The US Federal Reserve on Wednesday lowered interest rates for the first time this year, flagging slower job gains and risks to employment as policymakers face heightened pressure under President Donald Trump.
The Fed cut the benchmark lending rate by 25 basis points, to a range between 4.0 percent and 4.25 percent, while penciling in two more potential cuts this year.
Fed Chair Jerome Powell stressed that the central bank remains "strongly committed" to maintaining its independence from politics, when asked about the addition of a key advisor to Trump among its ranks this week.
He added that the Fed was "right to wait and see how tariffs and inflation and the labor market evolved" before lowering rates for the first time in nine months.
Only new Fed Governor Stephen Miran -- who has been serving in the Trump administration — voted against the decision. He favored a larger rate reduction of 50 basis points.
The other 11 voting members of the rate-setting Federal Open Market Committee (FOMC) supported the quarter-point cut.
This was the first rate meeting involving Miran, who had been chairing the White House Council of Economic Advisers. He was sworn in just before the two-day gathering started on Tuesday, after a swift Senate confirmation on Monday night.
The Fed faces competing pressures in adjusting rates, with Trump's sweeping tariffs fueling inflation risks while the job market weakens.
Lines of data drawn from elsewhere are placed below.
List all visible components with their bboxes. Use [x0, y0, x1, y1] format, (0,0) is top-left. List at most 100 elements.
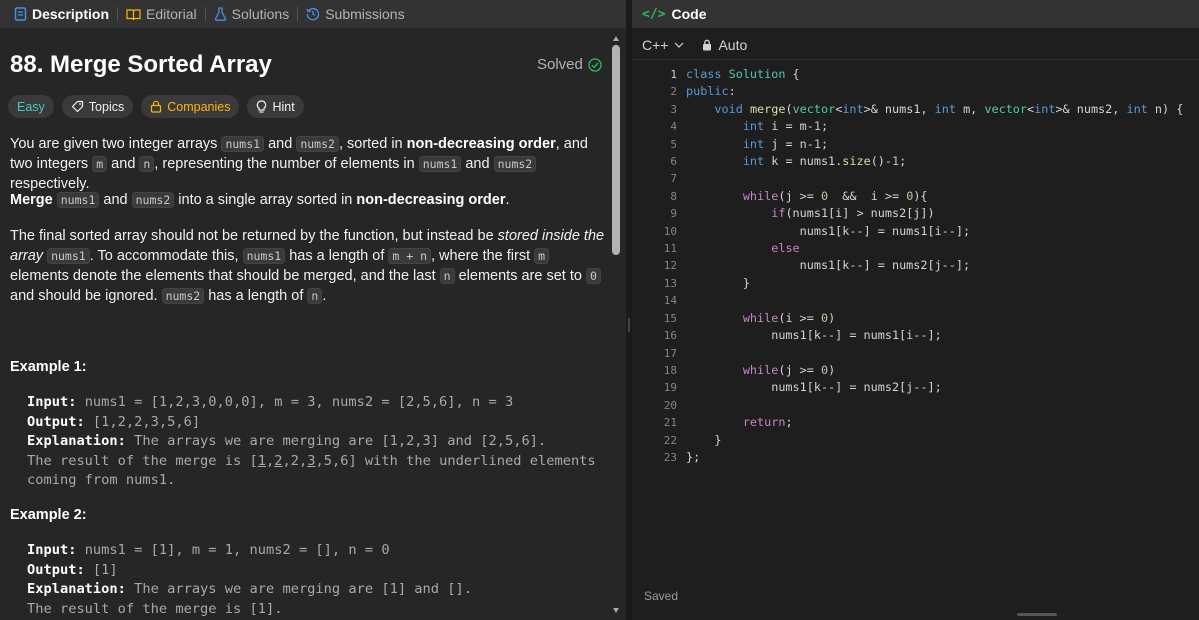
vertical-scrollbar[interactable]	[612, 45, 620, 255]
line-number: 1	[670, 68, 677, 81]
code-line[interactable]: else	[686, 240, 1183, 257]
code-line[interactable]: int j = n-1;	[686, 136, 1183, 153]
lock-icon	[150, 100, 162, 113]
chevron-down-icon	[674, 42, 684, 48]
example-input: Input: nums1 = [1,2,3,0,0,0], m = 3, num…	[27, 393, 617, 413]
description-tabs: Description Editorial Solutions Submissi…	[0, 0, 626, 28]
text: and should be ignored.	[10, 288, 162, 304]
text: and	[264, 136, 297, 152]
code-panel-header: </> Code	[632, 0, 1199, 28]
inline-code: nums1	[418, 156, 462, 172]
check-circle-icon	[588, 57, 602, 72]
code-line[interactable]: if(nums1[i] > nums2[j])	[686, 205, 1183, 222]
code-line[interactable]: while(j >= 0)	[686, 362, 1183, 379]
inline-code: m	[92, 156, 108, 172]
code-line[interactable]: ​	[686, 292, 1183, 309]
output-label: Output:	[27, 413, 85, 430]
tab-solutions[interactable]: Solutions	[208, 0, 296, 28]
code-line[interactable]: int k = nums1.size()-1;	[686, 153, 1183, 170]
code-line[interactable]: while(j >= 0 && i >= 0){	[686, 188, 1183, 205]
line-number: 15	[663, 311, 677, 325]
line-number: 11	[663, 242, 677, 256]
language-select[interactable]: C++	[642, 37, 684, 53]
description-paragraph-3: The final sorted array should not be ret…	[10, 226, 610, 306]
page-title: 88. Merge Sorted Array	[10, 51, 272, 78]
text: elements denote the elements that should…	[10, 268, 440, 284]
code-line[interactable]: nums1[k--] = nums2[j--];	[686, 379, 1183, 396]
code-line[interactable]: int i = m-1;	[686, 118, 1183, 135]
scroll-down-arrow[interactable]	[613, 608, 619, 613]
text: , representing the number of elements in	[154, 156, 419, 172]
bold-text: Merge	[10, 192, 53, 208]
horizontal-scrollbar[interactable]	[1017, 613, 1057, 616]
line-number: 3	[670, 102, 677, 116]
code-line[interactable]: nums1[k--] = nums2[j--];	[686, 257, 1183, 274]
input-value: nums1 = [1,2,3,0,0,0], m = 3, nums2 = [2…	[76, 394, 514, 410]
solved-label: Solved	[537, 56, 583, 73]
inline-code: n	[307, 288, 323, 304]
description-icon	[14, 7, 27, 21]
line-number: 8	[670, 189, 677, 203]
code-icon: </>	[642, 6, 666, 22]
companies-label: Companies	[167, 99, 231, 114]
code-line[interactable]: class Solution {	[686, 66, 1183, 83]
example-2-block: Input: nums1 = [1], m = 1, nums2 = [], n…	[27, 541, 617, 619]
topics-button[interactable]: Topics	[61, 95, 134, 118]
line-number: 17	[663, 346, 677, 360]
example-explanation: Explanation: The arrays we are merging a…	[27, 432, 617, 452]
text: and	[99, 192, 132, 208]
code-editor[interactable]: class Solution {public: void merge(vecto…	[686, 66, 1183, 466]
auto-mode[interactable]: Auto	[702, 37, 747, 53]
bold-text: non-decreasing order	[356, 192, 506, 208]
code-line[interactable]: return;	[686, 414, 1183, 431]
tab-separator	[204, 7, 206, 21]
code-line[interactable]: public:	[686, 83, 1183, 100]
inline-code: n	[139, 156, 155, 172]
text: , sorted in	[338, 136, 407, 152]
resize-handle[interactable]	[628, 318, 630, 332]
code-line[interactable]: ​	[686, 170, 1183, 187]
example-1-heading: Example 1:	[10, 359, 87, 375]
code-line[interactable]: nums1[k--] = nums1[i--];	[686, 223, 1183, 240]
line-number: 20	[663, 398, 677, 412]
bold-text: non-decreasing order	[406, 136, 556, 152]
example-output: Output: [1,2,2,3,5,6]	[27, 413, 617, 433]
tab-description[interactable]: Description	[8, 0, 115, 28]
example-result: The result of the merge is [1,2,2,3,5,6]…	[27, 452, 617, 472]
code-line[interactable]: ​	[686, 397, 1183, 414]
code-line[interactable]: void merge(vector<int>& nums1, int m, ve…	[686, 101, 1183, 118]
topics-label: Topics	[88, 99, 125, 114]
line-number: 5	[670, 137, 677, 151]
text: . To accommodate this,	[89, 248, 243, 264]
code-line[interactable]: };	[686, 449, 1183, 466]
result-text: ,5,6] with the underlined elements	[315, 452, 596, 469]
tab-submissions[interactable]: Submissions	[300, 0, 410, 28]
line-number: 13	[663, 276, 677, 290]
code-line[interactable]: }	[686, 275, 1183, 292]
line-number: 6	[670, 155, 677, 169]
inline-code: nums2	[161, 288, 205, 304]
output-value: [1]	[84, 561, 118, 578]
line-number: 12	[663, 259, 677, 273]
code-panel: </> Code C++ Auto 1 2 3 4 5 6 7 8 9 10 11 12 13 14 15 1…	[632, 0, 1199, 620]
code-line[interactable]: }	[686, 432, 1183, 449]
tag-icon	[71, 100, 84, 113]
tab-editorial[interactable]: Editorial	[120, 0, 203, 28]
code-line[interactable]: nums1[k--] = nums1[i--];	[686, 327, 1183, 344]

The Fed typically holds rates at higher levels to rein in inflation, but could slash rates to support the labor market too.
On Wednesday, the Fed lifted its 2025 growth forecast to 1.6 percent from June's 1.4 percent projection, while making no change to unemployment and inflation forecasts.
Trump has intensified pressure on the Fed this year, calling repeatedly for major rate cuts and criticizing Powell.